Korku yalnız bizim değil kâinatın, kâinattaki her şeyin özüne işlenmiş kanaviçe. Dünyayı döndüren, yıldızları titreten, ırmakları coşturan, denizleri dalgalandıran maya korku. Tohum çürümekten korktuğu için çatlatır gövdesini; ağaç kurumaktan, yok olmaktan korktuğu için durur meyveye. Butimar, korkar kurumasından denizlerin. Kuşlar yeryüzünden korktuğu için kanat çırpar gökyüzünde ve korkudan yuvalarını kurar kartallar en yücelere. Kurtlar korktuğu için yanaşamaz şehirlere. Yılanı toprağın altına indiren korkudur, örümceğe her akşam ağını nakşettiren de korku. Unutulmaktan korktuğu için günler, haftalar, aylar, mevsimler yeniden yeniden döner gelir ve hatırlatır kendini. Saat korktuğu için durmaktan ha bire döner aynı yuvarlakta. Sevgiler bitmekten, azalmaktan korktuğu için fetheder odalarını girdiği kalbin. Ümit, korkudan korktuğundan terk etmemek için direnir en karanlık zamanında bile gecenin. Aslında korku dahi korkar kaybolmaktan, unutulmaktan, mağlup olmaktan ki korkunun bittiği yerde ırmak kavuşur okyanusa. Korkunun bittiği yerde biter hayat, başlar sonsuzluk. 

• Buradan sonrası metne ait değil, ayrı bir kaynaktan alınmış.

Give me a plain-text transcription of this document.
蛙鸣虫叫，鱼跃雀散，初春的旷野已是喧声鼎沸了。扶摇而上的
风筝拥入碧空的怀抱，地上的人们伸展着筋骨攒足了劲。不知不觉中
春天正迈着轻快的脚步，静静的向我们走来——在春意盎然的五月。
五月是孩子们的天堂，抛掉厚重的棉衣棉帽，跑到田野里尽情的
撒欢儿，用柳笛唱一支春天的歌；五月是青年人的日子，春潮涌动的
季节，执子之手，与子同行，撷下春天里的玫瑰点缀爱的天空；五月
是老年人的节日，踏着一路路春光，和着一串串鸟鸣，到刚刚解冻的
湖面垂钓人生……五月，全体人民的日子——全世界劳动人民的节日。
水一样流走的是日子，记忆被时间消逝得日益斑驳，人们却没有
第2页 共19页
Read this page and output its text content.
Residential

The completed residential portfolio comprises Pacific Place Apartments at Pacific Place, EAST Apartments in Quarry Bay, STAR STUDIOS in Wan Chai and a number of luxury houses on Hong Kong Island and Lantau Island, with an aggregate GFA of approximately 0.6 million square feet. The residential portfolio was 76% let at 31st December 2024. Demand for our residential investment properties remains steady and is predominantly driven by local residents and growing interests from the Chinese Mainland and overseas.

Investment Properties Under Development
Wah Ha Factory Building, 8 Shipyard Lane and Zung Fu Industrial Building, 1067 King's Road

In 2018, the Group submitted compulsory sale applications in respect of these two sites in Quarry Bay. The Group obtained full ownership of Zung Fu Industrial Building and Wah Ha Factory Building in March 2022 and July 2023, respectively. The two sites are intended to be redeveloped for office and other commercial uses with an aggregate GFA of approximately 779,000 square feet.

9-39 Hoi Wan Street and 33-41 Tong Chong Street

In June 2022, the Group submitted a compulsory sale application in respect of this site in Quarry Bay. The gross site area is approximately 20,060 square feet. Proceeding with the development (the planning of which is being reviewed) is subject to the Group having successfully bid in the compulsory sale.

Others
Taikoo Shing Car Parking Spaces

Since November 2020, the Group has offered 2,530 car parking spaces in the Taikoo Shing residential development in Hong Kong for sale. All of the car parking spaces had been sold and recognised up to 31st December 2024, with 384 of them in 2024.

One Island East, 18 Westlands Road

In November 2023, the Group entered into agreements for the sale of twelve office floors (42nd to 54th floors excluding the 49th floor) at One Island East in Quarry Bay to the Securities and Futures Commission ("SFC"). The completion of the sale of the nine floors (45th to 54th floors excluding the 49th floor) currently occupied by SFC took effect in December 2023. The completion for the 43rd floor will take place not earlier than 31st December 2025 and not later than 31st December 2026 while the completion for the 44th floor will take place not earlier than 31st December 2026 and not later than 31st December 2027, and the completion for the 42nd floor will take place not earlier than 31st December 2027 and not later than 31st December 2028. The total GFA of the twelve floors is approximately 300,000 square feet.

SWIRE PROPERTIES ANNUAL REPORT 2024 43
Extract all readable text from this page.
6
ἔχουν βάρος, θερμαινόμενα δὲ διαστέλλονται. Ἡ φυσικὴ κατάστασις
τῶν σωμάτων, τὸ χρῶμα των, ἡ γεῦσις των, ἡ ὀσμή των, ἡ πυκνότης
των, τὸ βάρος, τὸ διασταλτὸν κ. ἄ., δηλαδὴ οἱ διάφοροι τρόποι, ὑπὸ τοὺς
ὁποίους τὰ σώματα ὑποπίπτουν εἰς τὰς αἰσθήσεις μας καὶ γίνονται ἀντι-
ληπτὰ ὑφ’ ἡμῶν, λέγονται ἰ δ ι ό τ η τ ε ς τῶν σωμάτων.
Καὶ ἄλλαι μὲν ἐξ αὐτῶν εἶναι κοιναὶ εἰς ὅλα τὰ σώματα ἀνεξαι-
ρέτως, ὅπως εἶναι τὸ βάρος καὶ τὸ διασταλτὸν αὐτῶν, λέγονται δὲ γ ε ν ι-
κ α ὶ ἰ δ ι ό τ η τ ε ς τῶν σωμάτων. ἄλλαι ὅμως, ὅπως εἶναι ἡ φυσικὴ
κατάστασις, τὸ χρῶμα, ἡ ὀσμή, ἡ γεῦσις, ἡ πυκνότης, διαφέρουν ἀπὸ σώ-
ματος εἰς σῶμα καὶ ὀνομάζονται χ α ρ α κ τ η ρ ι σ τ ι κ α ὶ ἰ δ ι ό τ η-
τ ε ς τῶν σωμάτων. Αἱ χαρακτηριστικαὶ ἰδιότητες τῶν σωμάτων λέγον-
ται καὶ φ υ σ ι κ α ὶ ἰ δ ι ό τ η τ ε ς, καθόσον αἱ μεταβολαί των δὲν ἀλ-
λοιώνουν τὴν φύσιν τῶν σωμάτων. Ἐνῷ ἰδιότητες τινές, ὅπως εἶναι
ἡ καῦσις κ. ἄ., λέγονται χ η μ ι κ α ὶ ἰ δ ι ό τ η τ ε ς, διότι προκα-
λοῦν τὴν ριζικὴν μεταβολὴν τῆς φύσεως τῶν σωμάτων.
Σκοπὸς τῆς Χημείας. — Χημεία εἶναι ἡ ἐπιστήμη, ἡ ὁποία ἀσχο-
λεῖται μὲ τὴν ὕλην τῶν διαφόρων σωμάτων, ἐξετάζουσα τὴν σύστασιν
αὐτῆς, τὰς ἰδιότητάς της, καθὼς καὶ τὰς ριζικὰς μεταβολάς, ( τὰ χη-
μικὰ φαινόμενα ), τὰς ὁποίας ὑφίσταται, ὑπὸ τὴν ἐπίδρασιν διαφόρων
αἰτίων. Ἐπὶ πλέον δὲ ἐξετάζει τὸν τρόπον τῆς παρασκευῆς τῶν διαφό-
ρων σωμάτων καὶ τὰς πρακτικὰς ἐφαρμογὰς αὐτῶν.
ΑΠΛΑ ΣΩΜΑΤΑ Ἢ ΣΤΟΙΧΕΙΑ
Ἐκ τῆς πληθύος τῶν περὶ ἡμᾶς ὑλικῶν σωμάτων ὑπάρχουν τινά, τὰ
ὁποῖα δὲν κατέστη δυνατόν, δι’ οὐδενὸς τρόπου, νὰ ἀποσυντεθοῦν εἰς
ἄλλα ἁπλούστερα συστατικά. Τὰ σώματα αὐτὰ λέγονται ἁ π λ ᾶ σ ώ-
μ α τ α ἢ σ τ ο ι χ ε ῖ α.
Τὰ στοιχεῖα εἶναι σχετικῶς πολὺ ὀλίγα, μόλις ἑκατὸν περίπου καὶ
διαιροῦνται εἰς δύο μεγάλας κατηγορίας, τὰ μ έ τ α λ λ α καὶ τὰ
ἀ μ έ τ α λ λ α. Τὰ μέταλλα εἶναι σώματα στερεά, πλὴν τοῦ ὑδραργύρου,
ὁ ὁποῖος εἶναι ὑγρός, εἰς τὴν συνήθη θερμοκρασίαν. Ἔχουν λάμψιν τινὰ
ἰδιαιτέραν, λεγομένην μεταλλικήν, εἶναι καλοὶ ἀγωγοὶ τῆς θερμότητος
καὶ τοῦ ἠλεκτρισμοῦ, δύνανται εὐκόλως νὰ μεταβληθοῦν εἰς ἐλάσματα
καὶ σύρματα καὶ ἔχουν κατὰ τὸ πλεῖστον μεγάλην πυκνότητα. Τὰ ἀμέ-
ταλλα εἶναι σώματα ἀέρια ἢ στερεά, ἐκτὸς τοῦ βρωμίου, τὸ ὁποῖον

Korkularımız her an orada, bulunduğu yerde dursa da her zaman varlığını görmez hissetmeyiz onun. Karanlığın bizi selamladığı anda kendini gösteren yıldızlar gibi bekler korkularımızın çoğu kendisini hatırlatmak için geceyi. Bir kaybolur bir görünür, bazen uzaklaşır bazen “acaba”lar, “belki”ler, “yoksa”ların kıymığı ile yakınlaşır korkular da. Bütün sınırlarımızın, kurallarımızın, şüpheci yaklaşımlarımızın temelinde korku vardır ve bizi hapsettiği kadar korur da korkularımız kötülüklerden, kötülerden, düşmekten, yaralanmaktan.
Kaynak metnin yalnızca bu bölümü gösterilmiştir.